The primary author of the October Testament is the English martyr William Tyndale (c1494-1536). This is his final New Testament translation of 1535, completed just before he was captured, imprisoned, and executed.
The second author of the October Testament is Tyndale’s friend John Rogers (1500-1555). Rogers published Tyndale’s New Testament in a little-known but very important Reformation Bible called the Matthew Bible in 1537, and added commentaries called “The Notes.” Rogers was martyred in 1555, burned at the stake in Smithfield, England.
The October Testament contains the full New Testament of William Tyndale, some of his prologues to the gospels and epistles, and John Rogers’ commentaries.

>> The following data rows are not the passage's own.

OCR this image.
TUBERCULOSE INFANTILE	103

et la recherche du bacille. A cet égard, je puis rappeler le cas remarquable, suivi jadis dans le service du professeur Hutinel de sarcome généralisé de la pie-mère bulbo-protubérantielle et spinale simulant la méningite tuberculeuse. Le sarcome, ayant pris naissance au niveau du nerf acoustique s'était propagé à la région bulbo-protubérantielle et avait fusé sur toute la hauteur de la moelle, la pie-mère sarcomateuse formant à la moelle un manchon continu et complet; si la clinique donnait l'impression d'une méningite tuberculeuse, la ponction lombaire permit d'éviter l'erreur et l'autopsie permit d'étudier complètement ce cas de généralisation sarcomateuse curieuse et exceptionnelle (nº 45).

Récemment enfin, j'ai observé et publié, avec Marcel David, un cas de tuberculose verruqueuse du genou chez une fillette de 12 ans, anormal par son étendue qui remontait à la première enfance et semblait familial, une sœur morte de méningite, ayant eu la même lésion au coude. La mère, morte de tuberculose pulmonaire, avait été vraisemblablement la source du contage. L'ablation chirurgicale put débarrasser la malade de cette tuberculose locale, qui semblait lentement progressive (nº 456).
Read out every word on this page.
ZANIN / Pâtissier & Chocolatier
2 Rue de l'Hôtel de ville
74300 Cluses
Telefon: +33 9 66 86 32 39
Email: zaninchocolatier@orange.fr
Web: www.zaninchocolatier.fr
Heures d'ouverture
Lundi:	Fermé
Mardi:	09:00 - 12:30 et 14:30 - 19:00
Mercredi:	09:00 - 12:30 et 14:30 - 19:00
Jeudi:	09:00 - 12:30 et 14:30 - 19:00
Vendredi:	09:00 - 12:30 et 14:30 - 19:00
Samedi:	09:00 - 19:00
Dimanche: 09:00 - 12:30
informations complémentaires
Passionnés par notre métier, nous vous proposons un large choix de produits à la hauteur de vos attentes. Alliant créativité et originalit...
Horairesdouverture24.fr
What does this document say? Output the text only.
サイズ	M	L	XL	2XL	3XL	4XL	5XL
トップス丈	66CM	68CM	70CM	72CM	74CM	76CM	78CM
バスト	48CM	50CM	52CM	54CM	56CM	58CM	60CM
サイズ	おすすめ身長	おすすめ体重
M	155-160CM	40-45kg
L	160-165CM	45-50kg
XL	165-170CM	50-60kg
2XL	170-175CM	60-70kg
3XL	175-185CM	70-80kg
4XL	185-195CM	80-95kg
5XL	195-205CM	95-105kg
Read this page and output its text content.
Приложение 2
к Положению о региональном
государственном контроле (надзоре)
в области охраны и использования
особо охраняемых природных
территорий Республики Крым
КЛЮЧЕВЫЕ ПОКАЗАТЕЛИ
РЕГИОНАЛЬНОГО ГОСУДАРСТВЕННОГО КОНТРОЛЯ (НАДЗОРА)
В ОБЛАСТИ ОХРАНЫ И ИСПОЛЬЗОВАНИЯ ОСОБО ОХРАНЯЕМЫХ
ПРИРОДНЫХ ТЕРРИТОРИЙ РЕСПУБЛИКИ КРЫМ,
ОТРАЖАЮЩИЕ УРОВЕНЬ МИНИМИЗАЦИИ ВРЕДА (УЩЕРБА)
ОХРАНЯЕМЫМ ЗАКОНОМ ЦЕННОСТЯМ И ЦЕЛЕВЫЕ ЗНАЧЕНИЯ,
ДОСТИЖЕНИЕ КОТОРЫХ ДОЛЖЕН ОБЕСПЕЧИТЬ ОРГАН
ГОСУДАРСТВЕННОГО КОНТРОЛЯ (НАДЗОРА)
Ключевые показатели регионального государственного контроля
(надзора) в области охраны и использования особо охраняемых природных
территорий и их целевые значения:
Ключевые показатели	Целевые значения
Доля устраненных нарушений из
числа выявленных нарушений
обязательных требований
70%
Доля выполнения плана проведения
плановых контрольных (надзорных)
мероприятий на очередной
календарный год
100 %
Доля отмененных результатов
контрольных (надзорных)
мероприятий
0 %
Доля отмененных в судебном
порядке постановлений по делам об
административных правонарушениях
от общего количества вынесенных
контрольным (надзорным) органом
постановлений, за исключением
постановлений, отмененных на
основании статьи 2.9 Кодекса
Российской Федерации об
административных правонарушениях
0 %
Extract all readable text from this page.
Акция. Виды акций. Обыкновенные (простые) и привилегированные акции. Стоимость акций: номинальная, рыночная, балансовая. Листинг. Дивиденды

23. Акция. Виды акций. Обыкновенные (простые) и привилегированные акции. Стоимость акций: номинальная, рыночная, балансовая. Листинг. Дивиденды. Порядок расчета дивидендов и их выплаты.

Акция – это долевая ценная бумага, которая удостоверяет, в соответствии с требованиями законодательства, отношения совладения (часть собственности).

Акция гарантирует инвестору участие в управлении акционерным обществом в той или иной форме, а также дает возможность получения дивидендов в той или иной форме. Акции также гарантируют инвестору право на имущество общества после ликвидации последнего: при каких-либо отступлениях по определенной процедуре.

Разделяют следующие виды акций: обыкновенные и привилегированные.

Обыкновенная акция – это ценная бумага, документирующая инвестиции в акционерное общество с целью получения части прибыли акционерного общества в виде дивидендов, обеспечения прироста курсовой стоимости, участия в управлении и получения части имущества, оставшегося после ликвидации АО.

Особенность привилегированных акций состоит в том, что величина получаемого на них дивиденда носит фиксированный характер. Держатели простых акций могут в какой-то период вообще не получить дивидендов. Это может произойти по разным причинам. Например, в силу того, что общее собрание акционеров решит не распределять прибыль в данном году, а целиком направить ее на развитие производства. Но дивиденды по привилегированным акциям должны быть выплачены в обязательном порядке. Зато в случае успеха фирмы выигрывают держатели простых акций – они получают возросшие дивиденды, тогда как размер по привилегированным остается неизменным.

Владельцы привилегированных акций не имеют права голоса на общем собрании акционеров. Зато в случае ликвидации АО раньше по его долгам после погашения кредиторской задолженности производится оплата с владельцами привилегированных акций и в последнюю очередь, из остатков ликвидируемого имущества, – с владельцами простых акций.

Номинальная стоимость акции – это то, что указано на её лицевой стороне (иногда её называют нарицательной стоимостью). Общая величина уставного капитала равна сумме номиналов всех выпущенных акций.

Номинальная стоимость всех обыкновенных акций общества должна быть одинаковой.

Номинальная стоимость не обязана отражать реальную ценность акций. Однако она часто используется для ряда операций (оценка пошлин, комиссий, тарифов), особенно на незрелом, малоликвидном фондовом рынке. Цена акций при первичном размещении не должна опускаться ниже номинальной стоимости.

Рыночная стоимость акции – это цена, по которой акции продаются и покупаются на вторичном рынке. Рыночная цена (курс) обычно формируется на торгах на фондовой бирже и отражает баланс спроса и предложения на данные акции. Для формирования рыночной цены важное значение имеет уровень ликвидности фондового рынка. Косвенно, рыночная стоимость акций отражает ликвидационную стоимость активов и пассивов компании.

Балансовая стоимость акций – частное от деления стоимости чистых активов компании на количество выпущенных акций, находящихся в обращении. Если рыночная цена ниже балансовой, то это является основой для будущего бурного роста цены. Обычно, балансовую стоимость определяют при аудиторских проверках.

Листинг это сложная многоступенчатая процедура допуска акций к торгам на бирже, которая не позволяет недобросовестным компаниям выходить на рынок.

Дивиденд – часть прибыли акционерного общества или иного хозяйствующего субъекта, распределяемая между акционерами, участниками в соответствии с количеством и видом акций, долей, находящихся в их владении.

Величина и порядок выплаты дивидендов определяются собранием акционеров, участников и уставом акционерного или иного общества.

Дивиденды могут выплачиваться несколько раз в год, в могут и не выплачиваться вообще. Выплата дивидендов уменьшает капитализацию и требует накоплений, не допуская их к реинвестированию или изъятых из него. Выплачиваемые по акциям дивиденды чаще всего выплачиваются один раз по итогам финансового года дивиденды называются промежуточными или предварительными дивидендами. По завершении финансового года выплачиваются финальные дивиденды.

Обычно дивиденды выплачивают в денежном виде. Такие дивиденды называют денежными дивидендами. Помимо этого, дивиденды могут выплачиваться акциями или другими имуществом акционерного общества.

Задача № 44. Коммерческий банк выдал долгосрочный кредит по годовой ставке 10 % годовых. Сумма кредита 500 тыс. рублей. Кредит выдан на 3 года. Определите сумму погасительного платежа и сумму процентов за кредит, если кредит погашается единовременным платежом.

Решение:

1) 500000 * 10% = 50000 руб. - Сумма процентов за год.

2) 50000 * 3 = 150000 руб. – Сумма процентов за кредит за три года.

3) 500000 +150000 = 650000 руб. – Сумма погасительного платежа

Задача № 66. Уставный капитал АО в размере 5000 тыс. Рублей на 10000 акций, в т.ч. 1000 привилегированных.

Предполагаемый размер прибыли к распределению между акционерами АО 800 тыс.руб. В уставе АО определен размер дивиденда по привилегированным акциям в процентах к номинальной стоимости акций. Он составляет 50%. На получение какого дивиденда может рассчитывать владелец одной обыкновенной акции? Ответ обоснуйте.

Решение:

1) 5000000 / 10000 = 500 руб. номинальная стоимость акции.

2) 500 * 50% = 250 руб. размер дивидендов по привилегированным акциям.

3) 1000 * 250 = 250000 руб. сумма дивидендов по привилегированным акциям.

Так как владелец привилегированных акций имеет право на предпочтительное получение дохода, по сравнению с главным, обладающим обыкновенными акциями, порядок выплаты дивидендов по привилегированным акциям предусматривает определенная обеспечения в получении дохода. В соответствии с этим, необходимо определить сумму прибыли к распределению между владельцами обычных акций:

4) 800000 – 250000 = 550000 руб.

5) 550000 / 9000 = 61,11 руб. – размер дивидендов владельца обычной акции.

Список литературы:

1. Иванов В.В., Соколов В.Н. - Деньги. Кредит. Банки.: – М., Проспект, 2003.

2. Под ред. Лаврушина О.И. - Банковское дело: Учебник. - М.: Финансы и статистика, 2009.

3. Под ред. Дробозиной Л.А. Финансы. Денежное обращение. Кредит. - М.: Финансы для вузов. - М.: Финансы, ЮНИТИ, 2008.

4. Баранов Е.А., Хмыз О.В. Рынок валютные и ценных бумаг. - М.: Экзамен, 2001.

Ruth Magnusson Davis is the editor. A retired lawyer, she calls herself now a student of early modern English, the Reformation, and the Matthew Bible. In 2009 she founded the New Matthew Bible project, dedicated to gently updating the Matthew Bible for today. In early 2016, the New Testament was published as ‘The October Testament.’ The leather edition was first published in 2018.
Ruth’s fine editorial hand in the work is almost unnoticeable: Tyndale continues to shine through. Rogers’ style in his annotations is distinctly his. Readers comment repeatedly on both the flow and the clarity of the New Matthew Bible scriptures, and also on the beauty of the original style , which Ruth, with her delicate touch, has retained. Because the Matthew Bible was the real primary source of the text of the King James Version, readers will find much that is familiar here, and beautiful, but will find it easier to understand than the KJV. Computer studies have shown that the New Testament of the King James Bible is 83% taken from the Matthew Bible, as Tyndale translated it.
The wine-colored cover of the October Testament is symbolic of the blood with which this Bible was bought. The name ‘October Testament’ recalls Martin Luther’s ‘September Testament.’ More significantly, however, just as the advent of October signals the approach of the end of a calendar year, so it also reminds us that the year of the Lord is drawing ever onward to its close.